In May 2014, BMW introduced the i3 in the United States, an electric car that has a long waiting list. The i3 is the first mass-produced vehicle with a major component – the passenger compartment – made from CFRP. BMW announced its plans to use “the ultra-lightweight, high-tech material for other model series at competitive costs and in large quantities.” The company said it expects to expand capacity at its carbon fiber production plant in Moses Lake, Wash., making it the world’s largest carbon fiber facility in 2015.

The new Ford GT passenger cell is made of CFRP, and its front and rear subframes are wrapped in structural CFRP body panels. In its news release announcing the GT, Ford said, “advanced lightweight composites … will help serve Ford’s entire product lineup moving forward.” One early example: Ford’s new Shelby GT350R Mustang has a CFRP rear wing and comes standard with CFRP wheels, reducing weight by 13 pounds per wheel. Ford also is a partner in a joint venture that is working to increase availability of cost-effective carbon fiber, while also developing a high-volume manufacturing process for CFRP parts. In Europe, BMW, Audi, and more than 70 companies and organizations are backing a materials development group supported by Germany’s federal government, businesses and research institutions, with the goal of cutting carbon fiber production costs by a whopping 90 percent.

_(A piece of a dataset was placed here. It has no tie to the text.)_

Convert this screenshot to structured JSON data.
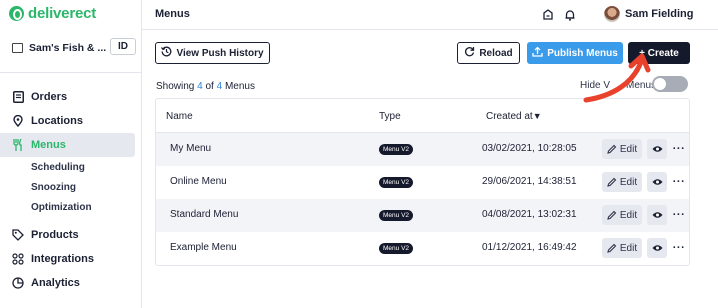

Lux Research recently predicted that use of CFRP in autos would dwarf current applications in the coming decade, due to the rapid pace of technology development, leading to widespread adoption for automotive lightweighting by 2025. As Ford put it, CFRP “is one of the world’s strongest materials for its mass – enabling an ultra-stiff foundation for chassis components, while creating a lighter overall package for increased dynamic performance and efficiency.”

Well said. That basically sums up why plastics and carbon fiber are becoming an even bigger part of the future of our cars and trucks. 

Matthew D. Marks is the chair of the Automotive Team, American Chemistry Council, Plastics Division and senior business manager at Innovative Plastics, SABIC.